In 1977 a man named Brian Baldwin was convicted of raping and murdering a 16 year old girl.  Baldwin confessed, although he later claimed that his confession was coerced via cattle prod.  Later forensic evidence stated that the murder was committed by a left-handed person.  Baldwin was right-handed.  After the execution, all evidence was rapidly destroyed.  Another innocent black man murdered by the state for someone else’s crime.


Thomas Thompson was convicted of rape and murder in 1981 based upon the say so of two prison informants who claimed that Thompson had boasted about this crime in prison.  The two informants later became widely known for fabricating crimes against their in house enemies.  Just prior to his execution, the prosecutors charged and convicted another person of the crime.  They did not inform the judge or Thompson’s lawyers of this.  The execution went on as planned.  This sentence was never overturned.


In 1991 Cameron Willingham was convicted of murder and quickly executed because his three children died in a house fire.  It was stated before the arson investigation even began that Willingham had started the fire.  Years later, as allegations that “flawed science” had been used to quickly convict another person emerged, a commission was started to reopen the investigation.  Then Governor Rick Perry was not interested, as he was preparing to break the all time record for state executions in a single year, and replaced two people on the commission with capital punishment yahoos, who refused to continue the investigation.

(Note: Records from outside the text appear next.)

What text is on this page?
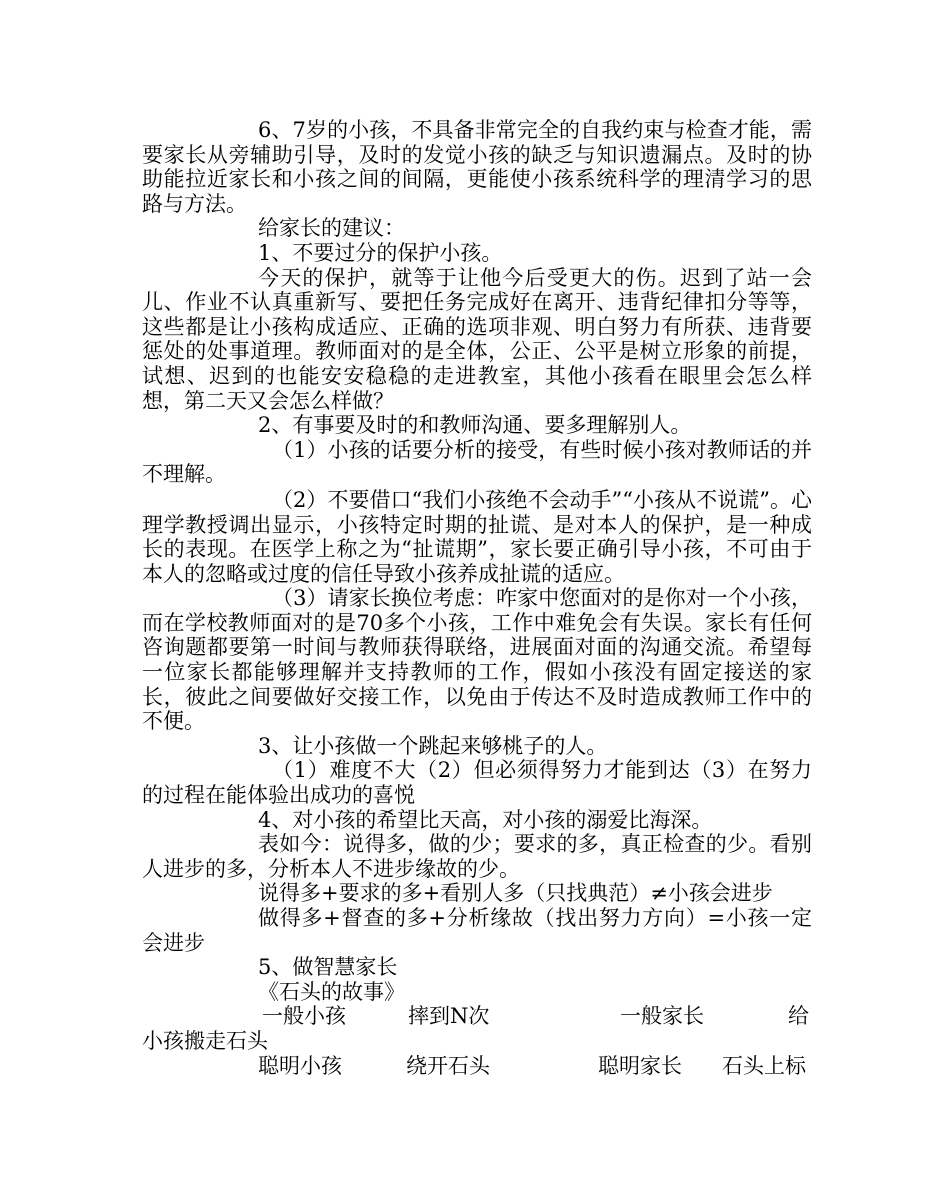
6、7岁的小孩，不具备非常完全的自我约束与检查才能，需要家长从旁辅助引导，及时的发觉小孩的缺乏与知识遗漏点。及时的协助能拉近家长和小孩之间的间隔，更能使小孩系统科学的理清学习的思路与方法。

给家长的建议：

1、不要过分的保护小孩。

今天的保护，就等于让他今后受更大的伤。迟到了站一会儿、作业不认真重新写、要把任务完成好在离开、违背纪律扣分等等，这些都是让小孩构成适应、正确的选项非观、明白努力有所获、违背要惩处的处事道理。教师面对的是全体，公正、公平是树立形象的前提，试想、迟到的也能安安稳稳的走进教室，其他小孩看在眼里会怎么样想，第二天又会怎么样做？

2、有事要及时的和教师沟通、要多理解别人。

（1）小孩的话要分析的接受，有些时候小孩对教师话的并不理解。

（2）不要借口“我们小孩绝不会动手”“小孩从不说谎”。心理学教授调出显示，小孩特定时期的扯谎、是对本人的保护，是一种成长的表现。在医学上称之为“扯谎期”，家长要正确引导小孩，不可由于本人的忽略或过度的信任导致小孩养成扯谎的适应。

（3）请家长换位考虑：咋家中您面对的是你对一个小孩，而在学校教师面对的是70多个小孩，工作中难免会有失误。家长有任何咨询题都要第一时间与教师获得联络，进展面对面的沟通交流。希望每一位家长都能够理解并支持教师的工作，假如小孩没有固定接送的家长，彼此之间要做好交接工作，以免由于传达不及时造成教师工作中的不便。

3、让小孩做一个跳起来够桃子的人。

（1）难度不大（2）但必须得努力才能到达（3）在努力的过程在能体验出成功的喜悦

4、对小孩的希望比天高，对小孩的溺爱比海深。

表如今：说得多，做的少；要求的多，真正检查的少。看别人进步的多，分析本人不进步缘故的少。

说得多+要求的多+看别人多（只找典范）≠小孩会进步

做得多+督查的多+分析缘故（找出努力方向）=小孩一定会进步

5、做智慧家长

《石头的故事》

一般小孩	摔到N次	一般家长	给
小孩搬走石头
聪明小孩	绕开石头	聪明家长 石头上标
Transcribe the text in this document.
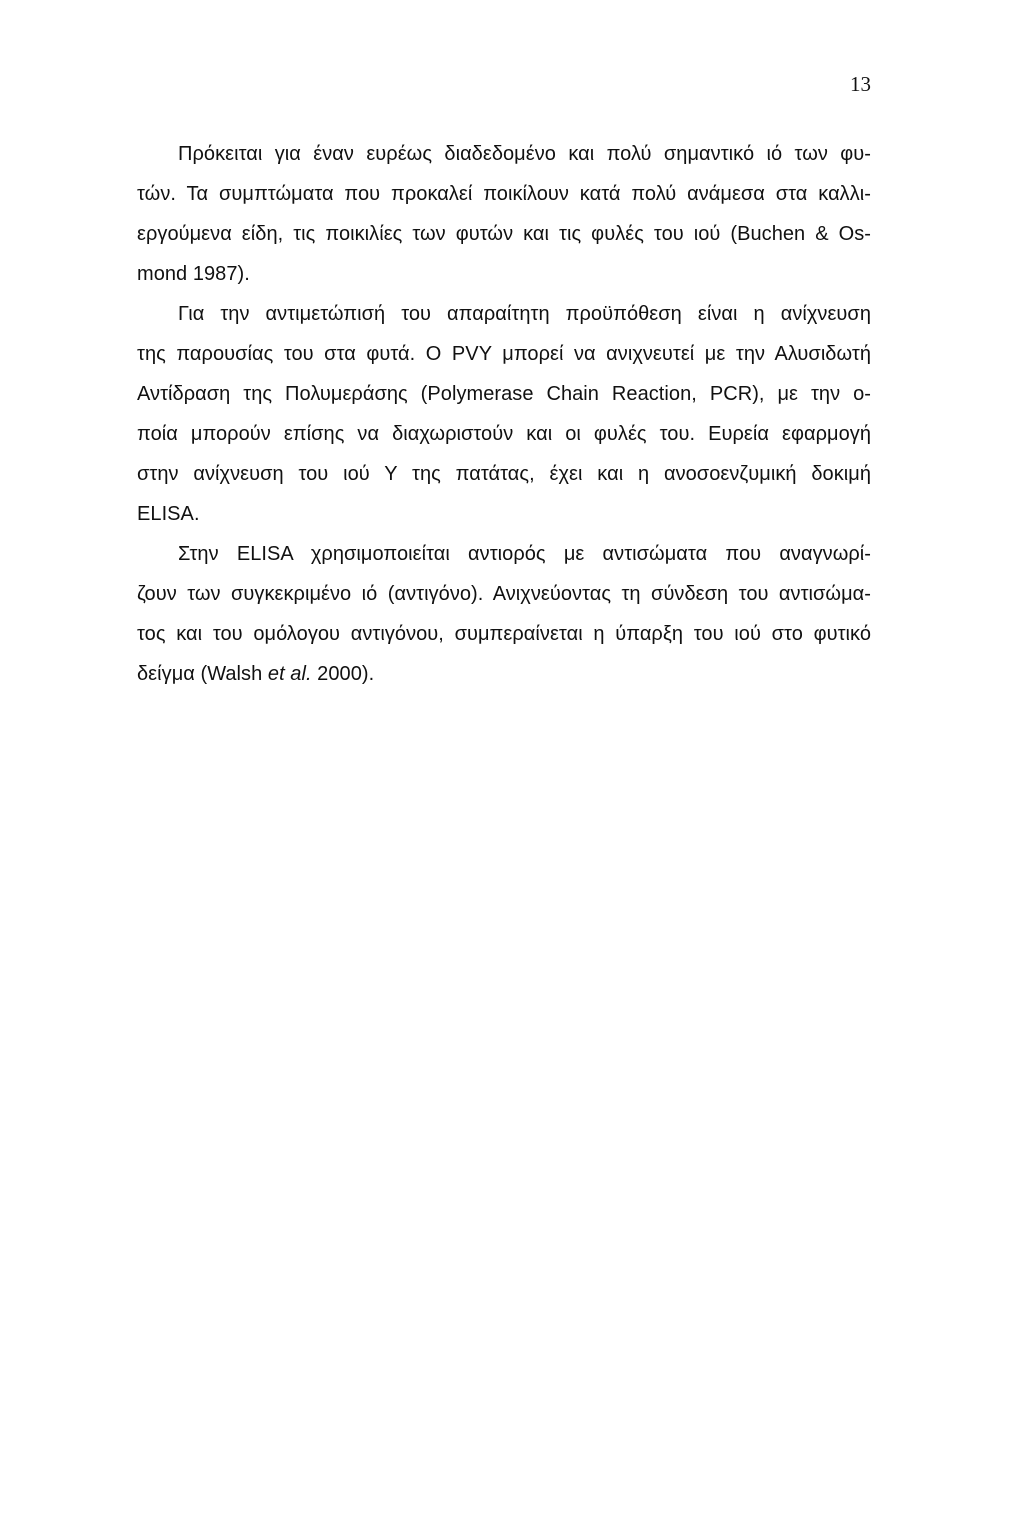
13
Πρόκειται για έναν ευρέως διαδεδομένο και πολύ σημαντικό ιό των φυ-
τών. Τα συμπτώματα που προκαλεί ποικίλουν κατά πολύ ανάμεσα στα καλλι-
εργούμενα είδη, τις ποικιλίες των φυτών και τις φυλές του ιού (Buchen & Os-
mond 1987).
Για την αντιμετώπισή του απαραίτητη προϋπόθεση είναι η ανίχνευση
της παρουσίας του στα φυτά. Ο PVY μπορεί να ανιχνευτεί με την Αλυσιδωτή
Αντίδραση της Πολυμεράσης (Polymerase Chain Reaction, PCR), με την ο-
ποία μπορούν επίσης να διαχωριστούν και οι φυλές του. Ευρεία εφαρμογή
στην ανίχνευση του ιού Υ της πατάτας, έχει και η ανοσοενζυμική δοκιμή
ELISA.
Στην ELISA χρησιμοποιείται αντιορός με αντισώματα που αναγνωρί-
ζουν των συγκεκριμένο ιό (αντιγόνο). Ανιχνεύοντας τη σύνδεση του αντισώμα-
τος και του ομόλογου αντιγόνου, συμπεραίνεται η ύπαρξη του ιού στο φυτικό
δείγμα (Walsh et al. 2000).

I do not even mention the numerous people later found innocent who died in prison, nor the more than thirty years some once young men spent behind bars before being told that they were innocent after all.


The reason I am against the death penalty is not because, as I stated earlier, I have sympathy or even human rights consideration for the actual barbarians and murderers that stalk the shadows of our midst.  Cellmates–drown them in the toilet bowl without flushing.  Hopefully the person was so horrible that your new crime will be ignored.  But if the state does it . . . if this is a government mandated killing–a murder meant to cure murder, then if a single innocent person has been put to death under such a system, it is completely invalidated as a form of justice.